Today, Zingerman’s Delicatessen is a nationally renowned food icon and the Zingerman’s Community of Businesses has grown to 10 businesses with over 750 employees and over $55 million in annual revenue. Aside from the Delicatessen, these businesses include Zingerman’s Bakehouse, Coffee Company, Creamery, Roadhouse, Mail Order, ZingTrain, Candy Manufactory, Cornman Farms and a Korean restaurant that is scheduled to open in 2016. No two businesses in the Zingerman’s Community of Businesses are alike but they all share the same Vision and Guiding Principles and deliver “The Zingerman’s Experience” with passion and commitment.

Besides being the Co-Founding Partner and being actively engaged in some aspect of the day-to-day operations and governance of nearly every business in the Zingerman’s Community, Ari Weinzweig is also a prolific writer. His most recent publications are the first 4 of his 6 book series Zingerman’s Guide to Good Leading Series: A Lapsed Anarchist’s Approach to Building a Great Business (Part 1), Being a Better Leader (Part 2), Managing Ourselves (Part 3) and the newly-released Part 4, The Power of Beliefs in Business. Earlier books include the Zingerman’s Guides to Giving Great Service, Better Bacon, Good Eating, Good Olive Oil, Good Vinegar and Good Parmigiano-Reggiano.

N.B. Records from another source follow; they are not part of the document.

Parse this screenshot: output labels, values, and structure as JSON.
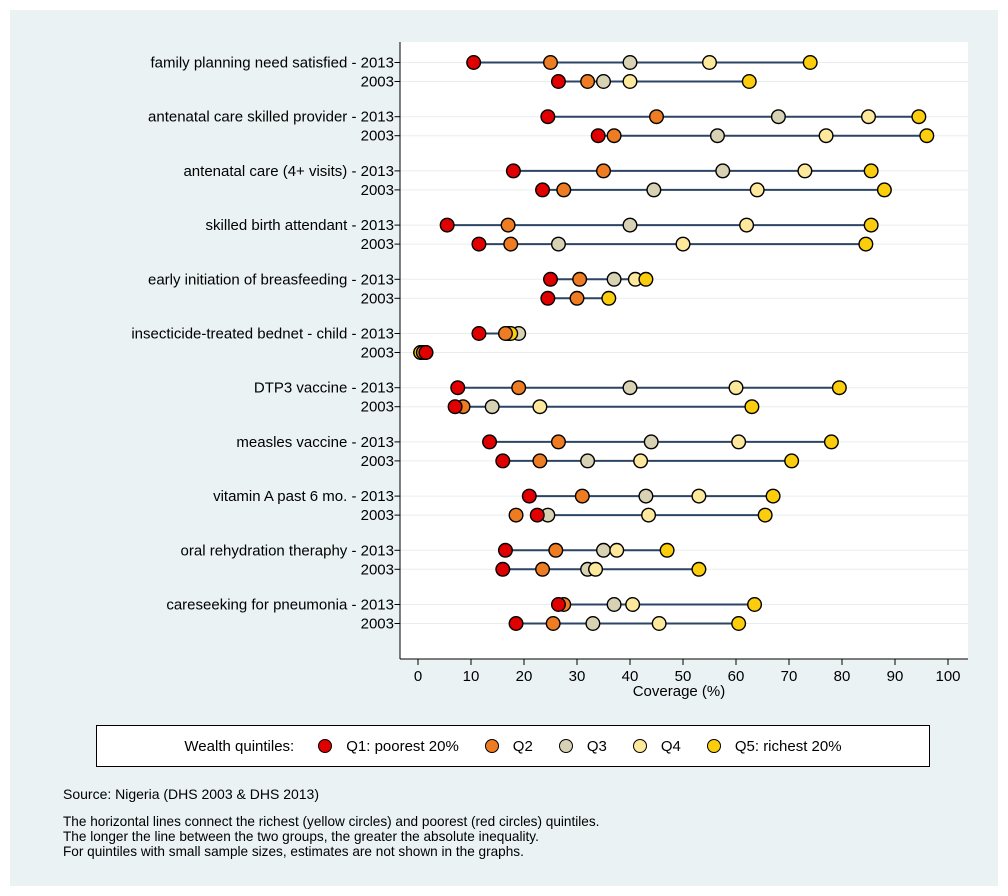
{
  "chart_data": {
    "type": "scatter",
    "title": "",
    "xlabel": "Coverage (%)",
    "ylabel": "",
    "xlim": [
      0,
      100
    ],
    "xticks": [
      "0",
      "10",
      "20",
      "30",
      "40",
      "50",
      "60",
      "70",
      "80",
      "90",
      "100"
    ],
    "grid": "horizontal",
    "colors": {
      "Q1": "#e00000",
      "Q2": "#ee7c22",
      "Q3": "#d8d2b4",
      "Q4": "#fde89c",
      "Q5": "#fbcd0c",
      "line": "#2c4565"
    },
    "indicators": [
      {
        "label": "family planning need satisfied - 2013",
        "values": [
          10.5,
          25.0,
          40.0,
          55.0,
          74.0
        ]
      },
      {
        "label": "2003",
        "values": [
          26.5,
          32.0,
          35.0,
          40.0,
          62.5
        ]
      },
      {
        "label": "antenatal care skilled provider - 2013",
        "values": [
          24.5,
          45.0,
          68.0,
          85.0,
          94.5
        ]
      },
      {
        "label": "2003",
        "values": [
          34.0,
          37.0,
          56.5,
          77.0,
          96.0
        ]
      },
      {
        "label": "antenatal care (4+ visits) - 2013",
        "values": [
          18.0,
          35.0,
          57.5,
          73.0,
          85.5
        ]
      },
      {
        "label": "2003",
        "values": [
          23.5,
          27.5,
          44.5,
          64.0,
          88.0
        ]
      },
      {
        "label": "skilled birth attendant - 2013",
        "values": [
          5.5,
          17.0,
          40.0,
          62.0,
          85.5
        ]
      },
      {
        "label": "2003",
        "values": [
          11.5,
          17.5,
          26.5,
          50.0,
          84.5
        ]
      },
      {
        "label": "early initiation of breasfeeding - 2013",
        "values": [
          25.0,
          30.5,
          37.0,
          41.0,
          43.0
        ]
      },
      {
        "label": "2003",
        "values": [
          24.5,
          30.0,
          null,
          null,
          36.0
        ]
      },
      {
        "label": "insecticide-treated bednet - child - 2013",
        "values": [
          11.5,
          16.5,
          19.0,
          17.0,
          17.5
        ]
      },
      {
        "label": "2003",
        "values": [
          1.5,
          1.0,
          1.5,
          0.5,
          0.5
        ]
      },
      {
        "label": "DTP3 vaccine - 2013",
        "values": [
          7.5,
          19.0,
          40.0,
          60.0,
          79.5
        ]
      },
      {
        "label": "2003",
        "values": [
          7.0,
          8.5,
          14.0,
          23.0,
          63.0
        ]
      },
      {
        "label": "measles vaccine - 2013",
        "values": [
          13.5,
          26.5,
          44.0,
          60.5,
          78.0
        ]
      },
      {
        "label": "2003",
        "values": [
          16.0,
          23.0,
          32.0,
          42.0,
          70.5
        ]
      },
      {
        "label": "vitamin A past 6 mo. - 2013",
        "values": [
          21.0,
          31.0,
          43.0,
          53.0,
          67.0
        ]
      },
      {
        "label": "2003",
        "values": [
          22.5,
          18.5,
          24.5,
          43.5,
          65.5
        ]
      },
      {
        "label": "oral rehydration theraphy - 2013",
        "values": [
          16.5,
          26.0,
          35.0,
          37.5,
          47.0
        ]
      },
      {
        "label": "2003",
        "values": [
          16.0,
          23.5,
          32.0,
          33.5,
          53.0
        ]
      },
      {
        "label": "careseeking for pneumonia - 2013",
        "values": [
          26.5,
          27.5,
          37.0,
          40.5,
          63.5
        ]
      },
      {
        "label": "2003",
        "values": [
          18.5,
          25.5,
          33.0,
          45.5,
          60.5
        ]
      }
    ]
  },
  "legend": {
    "title": "Wealth quintiles:",
    "items": [
      {
        "label": "Q1: poorest 20%",
        "color": "#e00000"
      },
      {
        "label": "Q2",
        "color": "#ee7c22"
      },
      {
        "label": "Q3",
        "color": "#d8d2b4"
      },
      {
        "label": "Q4",
        "color": "#fde89c"
      },
      {
        "label": "Q5: richest 20%",
        "color": "#fbcd0c"
      }
    ]
  },
  "source": "Source: Nigeria (DHS 2003 & DHS 2013)",
  "notes": [
    "The horizontal lines connect the richest (yellow circles) and poorest (red circles) quintiles.",
    "The longer the line between the two groups, the greater the absolute inequality.",
    "For quintiles with small sample sizes, estimates are not shown in the graphs."
  ]
}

Ari regularly travels across the country (and world) on behalf of ZingTrain, teaching organizations and businesses about Zingerman’s approach to business. He is a sought-after Keynote speaker, having delivered keynotes for Inc. 500, Microsoft Expo Spring Conference, Great Game of Business Gathering of Games, Positive Business Conference at the University of Michigan Ross School of Business, American Society for Quality (ASQ), and the American Cheese Society. Most recently, Ari and Paul Saginaw were invited to address an audience of 50,000 for the University of Michigan 2015 Spring Commencement.

One of Zingerman’s Guiding Principles is being an active part of the community and in 1988, Zingerman’s was instrumental in the founding of Food Gatherers, a food rescue program that delivers over 5 million pounds of food each year to the hungry residents of Washtenaw county. Every year Zingerman’s donates 10% of its previous years profits to local community organizations and non-profits. Ari has served on the board of The Ark, the longest continuously operating folk music venue in America.

Over the decades, the Zingerman’s founding partners have consistently been the recipients of public recognition from a variety of diverse organizations. In April 1995, Ari and Paul were awarded the Jewish Federation of Washtenaw County’s first Humanitarian Award. In 2006, Ari was recognized as one of the “Who’s Who of Food & Beverage in America” by the James Beard Foundation. In 2007, Ari and Paul were presented with the Lifetime Achievement Award from Bon Appetit magazine for their work in the food industry. Ari was awarded the Lifetime Achievement Award by the American Cheese Society in 2014. And Ari’s book, Building a Great Business was on Inc. magazine’s list of Best Books for Business Leaders.

Notwithstanding the awards, being engaged on a daily basis in the work of 10 businesses and 21 partners, writing books on business and in-depth articles on food for the Zingerman’s newsletter, Ari finds time to be a voracious reader. He acquires and reads more books than he can find room for. Ari might soon find himself the owner of the largest collection of Anarchist books in Ann Arbor outside the Labadie collection at the University of Michigan library!